Current German Recommendations and International Research on the Use of COVID-19 Boosters among Health Care Providers in 2024: A Narrative Review.

机构信息

Department of Oral and Craniomaxillofacial Plastic Surgery, UKGM University Hospital Marburg, Faculty of Medicine, Philipps-University Marburg, D-35043 Marburg, Germany.

Department of Oral, Craniomaxillofacial and Plastic Surgery, University Hospital Ruppin-Brandenburg, Faculty of Medicine, Medical University Brandenburg, D-16816 Neuruppin, Germany.

出版信息

Medicina (Kaunas). 2024 Feb 25;60(3):385. doi: 10.3390/medicina60030385.

DOI:10.3390/medicina60030385
PMID:38541111
原文链接:https://pmc.ncbi.nlm.nih.gov/articles/PMC10971846/
Abstract

While the World Health Organization (WHO) has de-escalated coronavirus disease 2019 (COVID-19) from a global health emergency, ongoing discussions persist as new viral variants.

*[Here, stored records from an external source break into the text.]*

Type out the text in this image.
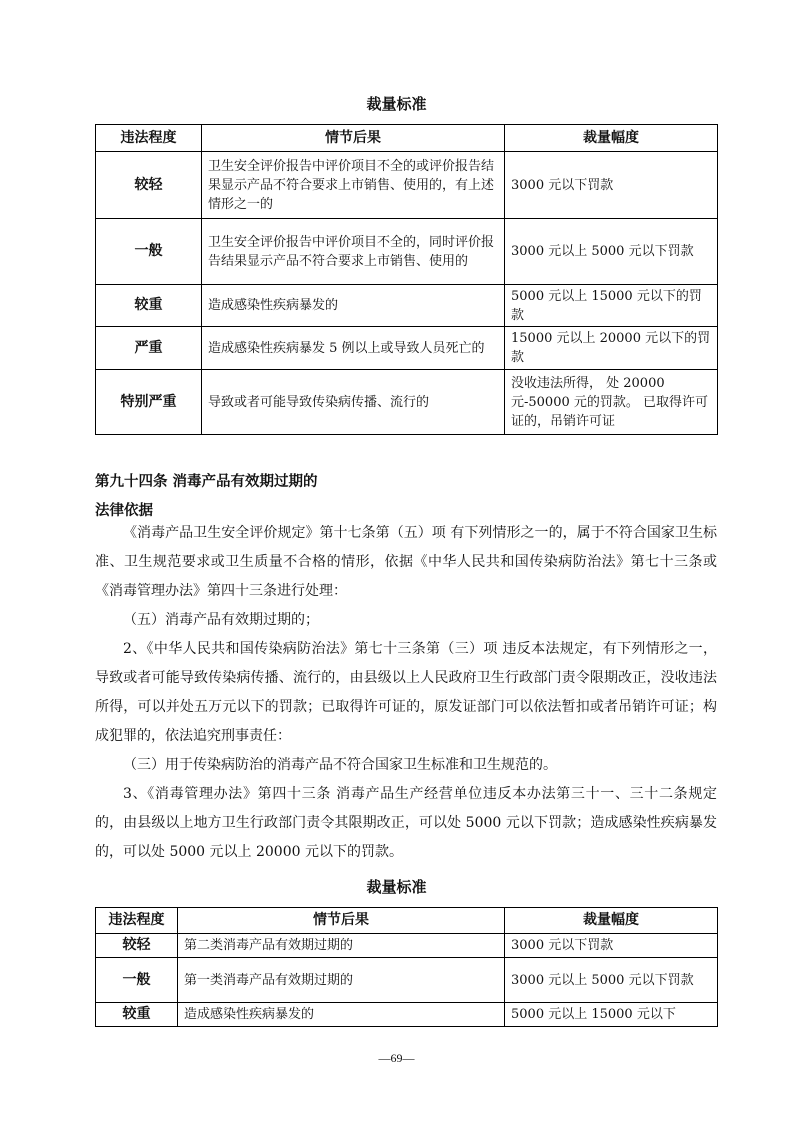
裁量标准
违法程度	情节后果	裁量幅度
较轻	卫生安全评价报告中评价项目不全的或评价报告结果显示产品不符合要求上市销售、使用的，有上述情形之一的	3000 元以下罚款
一般	卫生安全评价报告中评价项目不全的，同时评价报告结果显示产品不符合要求上市销售、使用的	3000 元以上 5000 元以下罚款
较重	造成感染性疾病暴发的	5000 元以上 15000 元以下的罚款
严重	造成感染性疾病暴发 5 例以上或导致人员死亡的	15000 元以上 20000 元以下的罚款
特别严重	导致或者可能导致传染病传播、流行的	没收违法所得， 处 20000 元-50000 元的罚款。 已取得许可证的，吊销许可证
第九十四条 消毒产品有效期过期的
法律依据

《消毒产品卫生安全评价规定》第十七条第（五）项 有下列情形之一的，属于不符合国家卫生标准、卫生规范要求或卫生质量不合格的情形，依据《中华人民共和国传染病防治法》第七十三条或《消毒管理办法》第四十三条进行处理：

（五）消毒产品有效期过期的；

2、《中华人民共和国传染病防治法》第七十三条第（三）项 违反本法规定，有下列情形之一，导致或者可能导致传染病传播、流行的，由县级以上人民政府卫生行政部门责令限期改正，没收违法所得，可以并处五万元以下的罚款；已取得许可证的，原发证部门可以依法暂扣或者吊销许可证；构成犯罪的，依法追究刑事责任：

（三）用于传染病防治的消毒产品不符合国家卫生标准和卫生规范的。

3、《消毒管理办法》第四十三条 消毒产品生产经营单位违反本办法第三十一、三十二条规定的，由县级以上地方卫生行政部门责令其限期改正，可以处 5000 元以下罚款；造成感染性疾病暴发的，可以处 5000 元以上 20000 元以下的罚款。

裁量标准
违法程度	情节后果	裁量幅度
较轻	第二类消毒产品有效期过期的	3000 元以下罚款
一般	第一类消毒产品有效期过期的	3000 元以上 5000 元以下罚款
较重	造成感染性疾病暴发的	5000 元以上 15000 元以下
—69—
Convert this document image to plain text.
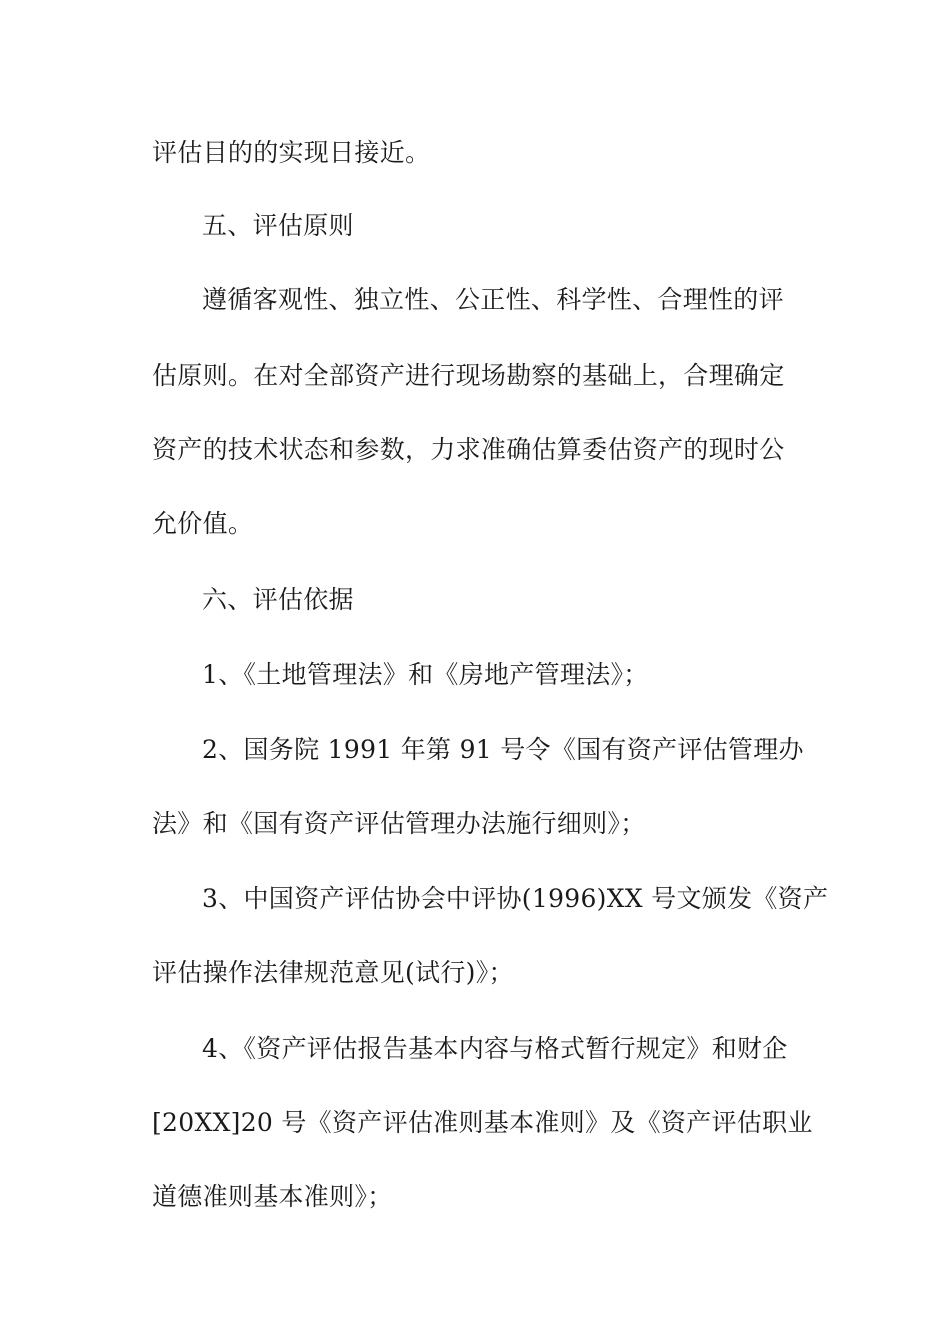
评估目的的实现日接近。

五、评估原则

遵循客观性、独立性、公正性、科学性、合理性的评

估原则。在对全部资产进行现场勘察的基础上，合理确定

资产的技术状态和参数，力求准确估算委估资产的现时公

允价值。

六、评估依据

1、《土地管理法》和《房地产管理法》；

2、国务院 1991 年第 91 号令《国有资产评估管理办

法》和《国有资产评估管理办法施行细则》；

3、中国资产评估协会中评协(1996)XX 号文颁发《资产

评估操作法律规范意见(试行)》；

4、《资产评估报告基本内容与格式暂行规定》和财企

[20XX]20 号《资产评估准则基本准则》及《资产评估职业

道德准则基本准则》；
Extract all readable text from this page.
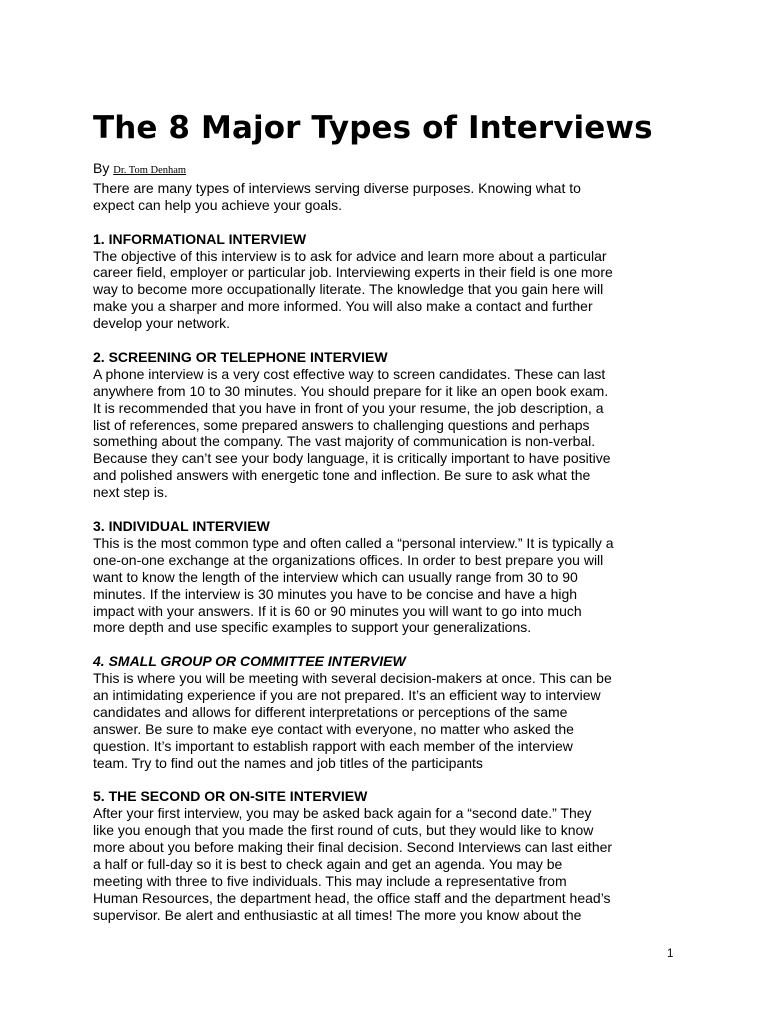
The 8 Major Types of Interviews
By Dr. Tom Denham
There are many types of interviews serving diverse purposes. Knowing what to
expect can help you achieve your goals.
1. INFORMATIONAL INTERVIEW
The objective of this interview is to ask for advice and learn more about a particular
career field, employer or particular job. Interviewing experts in their field is one more
way to become more occupationally literate. The knowledge that you gain here will
make you a sharper and more informed. You will also make a contact and further
develop your network.
2. SCREENING OR TELEPHONE INTERVIEW
A phone interview is a very cost effective way to screen candidates. These can last
anywhere from 10 to 30 minutes. You should prepare for it like an open book exam.
It is recommended that you have in front of you your resume, the job description, a
list of references, some prepared answers to challenging questions and perhaps
something about the company. The vast majority of communication is non-verbal.
Because they can’t see your body language, it is critically important to have positive
and polished answers with energetic tone and inflection. Be sure to ask what the
next step is.
3. INDIVIDUAL INTERVIEW
This is the most common type and often called a “personal interview.” It is typically a
one-on-one exchange at the organizations offices. In order to best prepare you will
want to know the length of the interview which can usually range from 30 to 90
minutes. If the interview is 30 minutes you have to be concise and have a high
impact with your answers. If it is 60 or 90 minutes you will want to go into much
more depth and use specific examples to support your generalizations.
4. SMALL GROUP OR COMMITTEE INTERVIEW
This is where you will be meeting with several decision-makers at once. This can be
an intimidating experience if you are not prepared. It’s an efficient way to interview
candidates and allows for different interpretations or perceptions of the same
answer. Be sure to make eye contact with everyone, no matter who asked the
question. It’s important to establish rapport with each member of the interview
team. Try to find out the names and job titles of the participants
5. THE SECOND OR ON-SITE INTERVIEW
After your first interview, you may be asked back again for a “second date.” They
like you enough that you made the first round of cuts, but they would like to know
more about you before making their final decision. Second Interviews can last either
a half or full-day so it is best to check again and get an agenda. You may be
meeting with three to five individuals. This may include a representative from
Human Resources, the department head, the office staff and the department head’s
supervisor. Be alert and enthusiastic at all times! The more you know about the
1
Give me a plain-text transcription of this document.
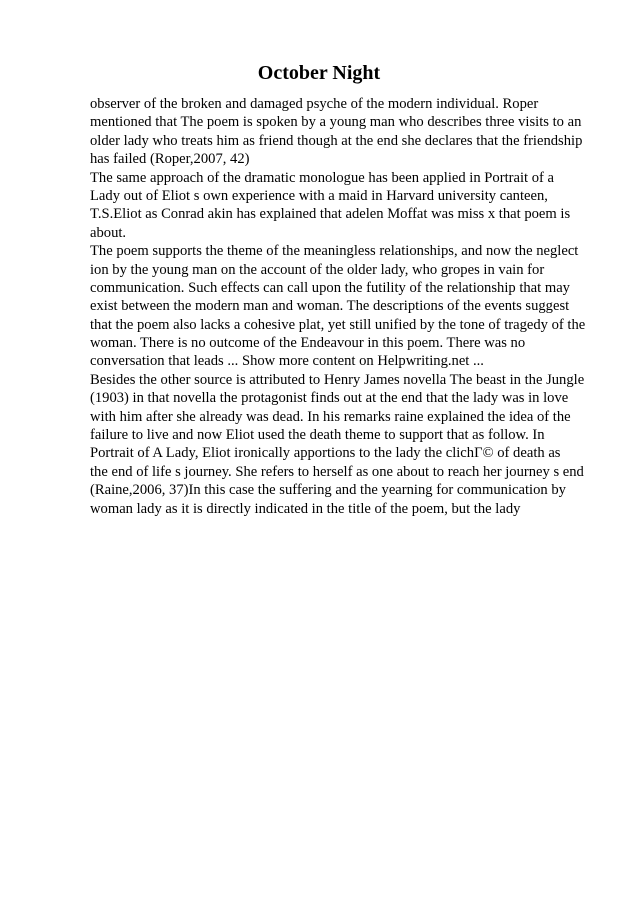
October Night
observer of the broken and damaged psyche of the modern individual. Roper
mentioned that The poem is spoken by a young man who describes three visits to an
older lady who treats him as friend though at the end she declares that the friendship
has failed (Roper,2007, 42)
The same approach of the dramatic monologue has been applied in Portrait of a
Lady out of Eliot s own experience with a maid in Harvard university canteen,
T.S.Eliot as Conrad akin has explained that adelen Moffat was miss x that poem is
about.
The poem supports the theme of the meaningless relationships, and now the neglect
ion by the young man on the account of the older lady, who gropes in vain for
communication. Such effects can call upon the futility of the relationship that may
exist between the modern man and woman. The descriptions of the events suggest
that the poem also lacks a cohesive plat, yet still unified by the tone of tragedy of the
woman. There is no outcome of the Endeavour in this poem. There was no
conversation that leads ... Show more content on Helpwriting.net ...
Besides the other source is attributed to Henry James novella The beast in the Jungle
(1903) in that novella the protagonist finds out at the end that the lady was in love
with him after she already was dead. In his remarks raine explained the idea of the
failure to live and now Eliot used the death theme to support that as follow. In
Portrait of A Lady, Eliot ironically apportions to the lady the clichГ© of death as
the end of life s journey. She refers to herself as one about to reach her journey s end
(Raine,2006, 37)In this case the suffering and the yearning for communication by
woman lady as it is directly indicated in the title of the poem, but the lady
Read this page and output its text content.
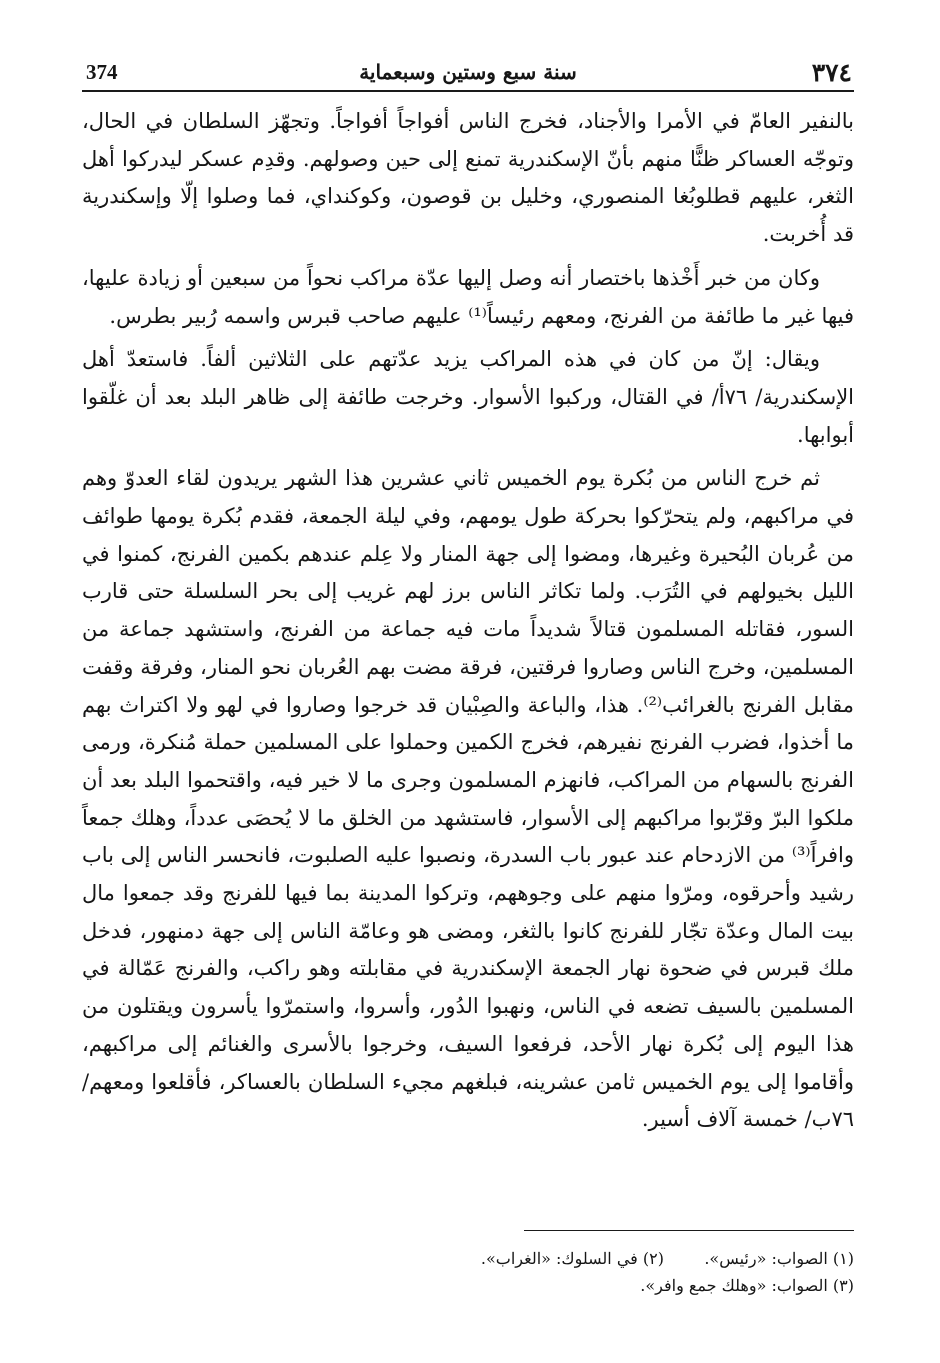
٣٧٤
سنة سبع وستين وسبعماية
374

بالنفير العامّ في الأمرا والأجناد، فخرج الناس أفواجاً أفواجاً. وتجهّز السلطان في الحال، وتوجّه العساكر ظنًّا منهم بأنّ الإسكندرية تمنع إلى حين وصولهم. وقدِم عسكر ليدركوا أهل الثغر، عليهم قطلوبُغا المنصوري، وخليل بن قوصون، وكوكنداي، فما وصلوا إلّا وإسكندرية قد أُخربت.

وكان من خبر أَخْذها باختصار أنه وصل إليها عدّة مراكب نحواً من سبعين أو زيادة عليها، فيها غير ما طائفة من الفرنج، ومعهم رئيساً⁽¹⁾ عليهم صاحب قبرس واسمه رُبير بطرس.

ويقال: إنّ من كان في هذه المراكب يزيد عدّتهم على الثلاثين ألفاً. فاستعدّ أهل الإسكندرية/ ٧٦أ/ في القتال، وركبوا الأسوار. وخرجت طائفة إلى ظاهر البلد بعد أن غلّقوا أبوابها.

ثم خرج الناس من بُكرة يوم الخميس ثاني عشرين هذا الشهر يريدون لقاء العدوّ وهم في مراكبهم، ولم يتحرّكوا بحركة طول يومهم، وفي ليلة الجمعة، فقدم بُكرة يومها طوائف من عُربان البُحيرة وغيرها، ومضوا إلى جهة المنار ولا عِلم عندهم بكمين الفرنج، كمنوا في الليل بخيولهم في التُرَب. ولما تكاثر الناس برز لهم غريب إلى بحر السلسلة حتى قارب السور، فقاتله المسلمون قتالاً شديداً مات فيه جماعة من الفرنج، واستشهد جماعة من المسلمين، وخرج الناس وصاروا فرقتين، فرقة مضت بهم العُربان نحو المنار، وفرقة وقفت مقابل الفرنج بالغرائب⁽²⁾. هذا، والباعة والصِبْيان قد خرجوا وصاروا في لهو ولا اكتراث بهم ما أخذوا، فضرب الفرنج نفيرهم، فخرج الكمين وحملوا على المسلمين حملة مُنكرة، ورمى الفرنج بالسهام من المراكب، فانهزم المسلمون وجرى ما لا خير فيه، واقتحموا البلد بعد أن ملكوا البرّ وقرّبوا مراكبهم إلى الأسوار، فاستشهد من الخلق ما لا يُحصَى عدداً، وهلك جمعاً وافراً⁽³⁾ من الازدحام عند عبور باب السدرة، ونصبوا عليه الصلبوت، فانحسر الناس إلى باب رشيد وأحرقوه، ومرّوا منهم على وجوههم، وتركوا المدينة بما فيها للفرنج وقد جمعوا مال بيت المال وعدّة تجّار للفرنج كانوا بالثغر، ومضى هو وعامّة الناس إلى جهة دمنهور، فدخل ملك قبرس في ضحوة نهار الجمعة الإسكندرية في مقابلته وهو راكب، والفرنج عَمّالة في المسلمين بالسيف تضعه في الناس، ونهبوا الدُور، وأسروا، واستمرّوا يأسرون ويقتلون من هذا اليوم إلى بُكرة نهار الأحد، فرفعوا السيف، وخرجوا بالأسرى والغنائم إلى مراكبهم، وأقاموا إلى يوم الخميس ثامن عشرينه، فبلغهم مجيء السلطان بالعساكر، فأقلعوا ومعهم/ ٧٦ب/ خمسة آلاف أسير.

(١) الصواب: «رئيس».
(٢) في السلوك: «الغراب».
(٣) الصواب: «وهلك جمع وافر».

This article aimed to consolidate German recommendations and international research to offer health care providers (HCPs) a comprehensive guide on COVID-19 boosters in 2024. The review outlines key recommendations from the German Robert Koch Institute. HCPs should receive COVID-19 boosters at least 12 months after their last vaccination or COVID-19 infection, contingent on the prevalent viral variant(s) in the region. However, excessive doses and/or frequent boosters, especially with mRNA vaccines, may lead to immune imprinting, T-cell exhaustion, and immunoglobulin (Ig) switching. Notably, this review highlights the significance of Ig, particularly IgA and IgG subclasses, in influencing infection risk and disease progression. Furthermore, it explores the implications of mRNA vaccine technology and potential adverse effects related to excessive dosing. In conclusion, this article provides a comprehensive analysis of COVID-19 vaccine boosters for HCPs, synthesising current recommendations, scientific debates, and considerations for optimising protection against SARS-CoV-2 in the evolving landscape of the post-pandemic era.

摘要

虽然世界卫生组织(WHO)已将 2019 年冠状病毒病(COVID-19)从全球卫生紧急情况降级,但随着新的病毒变体的出现,仍在持续讨论。本文旨在整合德国的建议和国际研究,为医疗保健提供者(HCPs)提供 2024 年 COVID-19 加强针的综合指南。该综述概述了德国罗伯特·科赫研究所的关键建议。HCPs 应在最后一次接种疫苗或 COVID-19 感染后至少 12 个月接受 COVID-19 加强针,具体取决于该地区流行的病毒变体。然而,过量剂量和/或频繁加强针,特别是使用 mRNA 疫苗,可能导致免疫印记、T 细胞耗竭和免疫球蛋白(Ig)转换。值得注意的是,该综述强调了 Ig,特别是 IgA 和 IgG 亚类,在影响感染风险和疾病进展方面的重要性。此外,它探讨了 mRNA 疫苗技术的含义以及与过量剂量相关的潜在不良反应。总之,本文对 HCPs 的 COVID-19 疫苗加强针进行了全面分析,综合了当前的建议、科学辩论以及在大流行后期不断变化的背景下优化对 SARS-CoV-2 保护的考虑因素。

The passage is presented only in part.